The first problem is efficiency; students have a great deal of difficulty modifying the work they do to plan or refine projects. Even though they are forced to plan out projects and write out steps, benchmarks, goals and time management plans the still want to short-shift this process so they can get on with "making". The planning process is also inefficient because they do not take time to think about the process to making, or how they will proceed to making, or how they will legitimately cut time by reusing materials that they have already generated, backgrounds, characters, props, etc. Because they have not thought about it they commence with making and the endless discard, remake, discard, remake cycle begins. One the one hand they are not so committed to the work that they don't know when to through out an idea but on the other, they discard so quickly that they toss potentially good work. This can also be part of their inability to analyze and determine when something is valid and use it, while discarding the stuff that is superfluous.

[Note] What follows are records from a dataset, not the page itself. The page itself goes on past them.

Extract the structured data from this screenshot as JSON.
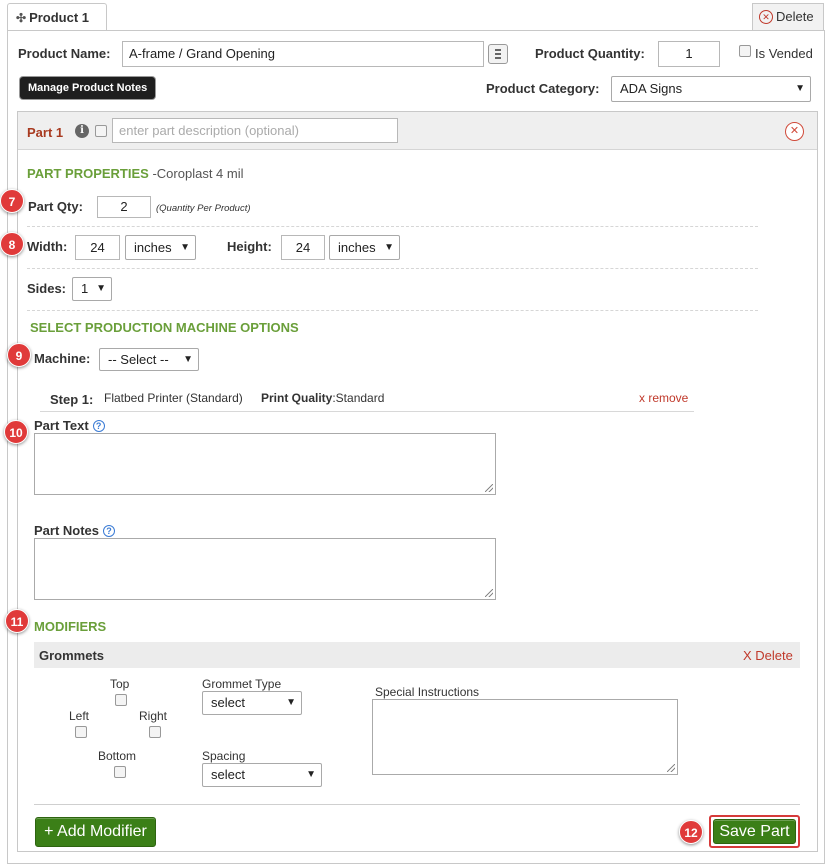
{
  "tab": {
    "title": "Product 1",
    "delete_label": "Delete"
  },
  "product": {
    "name_label": "Product Name:",
    "name_value": "A-frame / Grand Opening",
    "quantity_label": "Product Quantity:",
    "quantity_value": "1",
    "vended_label": "Is Vended",
    "manage_notes_label": "Manage Product Notes",
    "category_label": "Product Category:",
    "category_value": "ADA Signs"
  },
  "part": {
    "title": "Part 1",
    "description_placeholder": "enter part description (optional)",
    "properties_heading": "PART PROPERTIES",
    "material": "-Coroplast 4 mil",
    "qty_label": "Part Qty:",
    "qty_value": "2",
    "qty_hint": "(Quantity Per Product)",
    "width_label": "Width:",
    "width_value": "24",
    "width_unit": "inches",
    "height_label": "Height:",
    "height_value": "24",
    "height_unit": "inches",
    "sides_label": "Sides:",
    "sides_value": "1"
  },
  "machine": {
    "heading": "SELECT PRODUCTION MACHINE OPTIONS",
    "label": "Machine:",
    "select_value": "-- Select --",
    "step_label": "Step 1:",
    "step_machine": "Flatbed Printer (Standard)",
    "quality_label": "Print Quality",
    "quality_value": ":Standard",
    "remove_label": "x remove"
  },
  "text_fields": {
    "part_text_label": "Part Text",
    "part_notes_label": "Part Notes"
  },
  "modifiers": {
    "heading": "MODIFIERS",
    "grommets_title": "Grommets",
    "delete_label": "X Delete",
    "top": "Top",
    "left": "Left",
    "right": "Right",
    "bottom": "Bottom",
    "grommet_type_label": "Grommet Type",
    "grommet_type_value": "select",
    "spacing_label": "Spacing",
    "spacing_value": "select",
    "special_instructions_label": "Special Instructions"
  },
  "actions": {
    "add_modifier_label": "+ Add Modifier",
    "save_part_label": "Save Part"
  },
  "badges": {
    "b7": "7",
    "b8": "8",
    "b9": "9",
    "b10": "10",
    "b11": "11",
    "b12": "12"
  },
  "colors": {
    "accent_green": "#6a9f3a",
    "button_green": "#3b7f17",
    "badge_red": "#e03a3a",
    "link_red": "#c0392b"
  }
}
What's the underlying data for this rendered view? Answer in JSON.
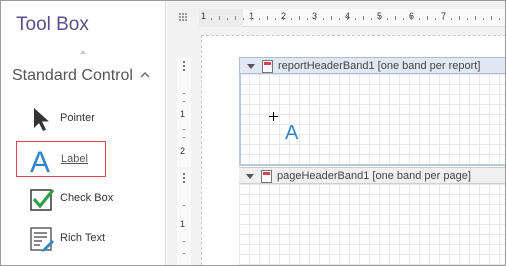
{
  "toolbox": {
    "title": "Tool Box",
    "group_label": "Standard Control",
    "items": [
      {
        "label": "Pointer",
        "icon": "pointer-arrow-icon"
      },
      {
        "label": "Label",
        "icon": "label-a-icon",
        "selected": true
      },
      {
        "label": "Check Box",
        "icon": "checkbox-icon"
      },
      {
        "label": "Rich Text",
        "icon": "rich-text-icon"
      }
    ]
  },
  "ruler": {
    "top_numbers": [
      "1",
      "1",
      "2",
      "3",
      "4",
      "5",
      "6",
      "7"
    ],
    "left_numbers_band1": [
      "1",
      "2"
    ],
    "left_numbers_band2": [
      "1"
    ]
  },
  "bands": [
    {
      "caption": "reportHeaderBand1 [one band per report]"
    },
    {
      "caption": "pageHeaderBand1 [one band per page]"
    }
  ],
  "canvas": {
    "label_glyph": "A"
  },
  "colors": {
    "title": "#5b4e8a",
    "accent_blue": "#2f86c8",
    "selection_red": "#e0454f",
    "band_selected": "#dfe8f3"
  }
}
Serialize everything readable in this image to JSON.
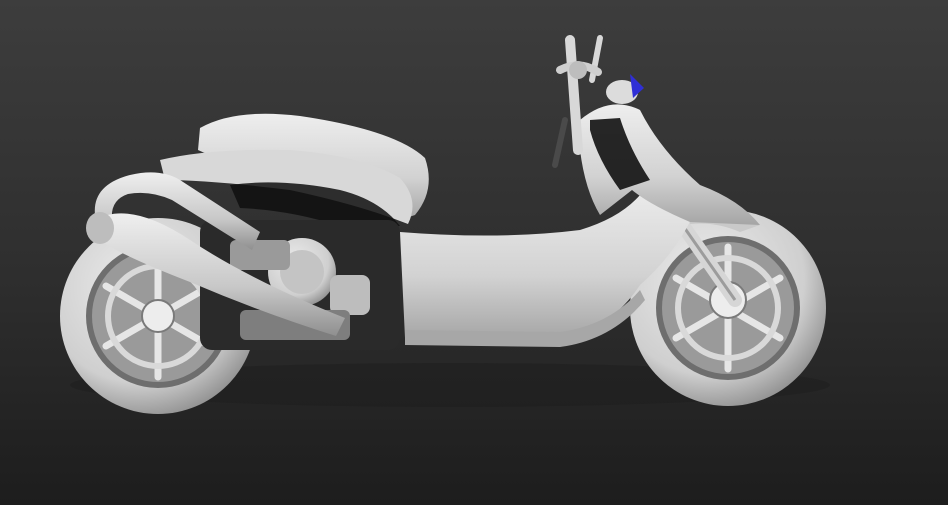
{
  "viewport": {
    "background_top": "#3b3b3b",
    "background_bottom": "#1f1f1f",
    "model_color": "#d7d7d7",
    "model_shadow": "#8a8a8a",
    "accent_marker": "#2f2fd6",
    "subject": "motorcycle-3d-model"
  }
}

The second problem is seeing quick results; I have found recently that I get more traction with students if I can demonstrate the practice quickly to them and have them attain an small amount of success early in the process. For example, using foreground, middle-ground, background principles a scene can quickly come alive with good results from small amounts of time and effort. It is critical that I follow up with the deeper more extensive explanation of those results, coding, principles, or theory that underpins the overall effect. Then the student is most likely to learn and achieve the deeper concerns I want them to attain. Some retain the information they have learned and others do not because of the first problem of inefficiency, the time laps between the demonstration and the need to use it is so long they have forgotten the success they had earlier.
The third major problem is interest; no you will not be an animator however, you may not be able to hire one, or you will avoid it because you can not do it yourself. This is the basis of my first book which could be titled "You think your kid is so smart! The electronic thumb generation". Yes our kids and students born in the 1990's do plow through a ton of information. Most of it is useless or forms some kind of tacit knowledge at best. This is ok but not what school is designed to do nor should be modified to accommodate. Knowledge needs to be explicit and formal for students to be prepared to the working world... Interest wains when we move from quick results to deep learning because of their inability to focus and maintain interest or seek out what is of interest in a given subject because they have a tendency to reject.
Two months in we are soon to wrap up the first of the projects. I don't see better results than when I made this a 4 week project. It is not apparent that they have learned any more about process either. Rethink this project again.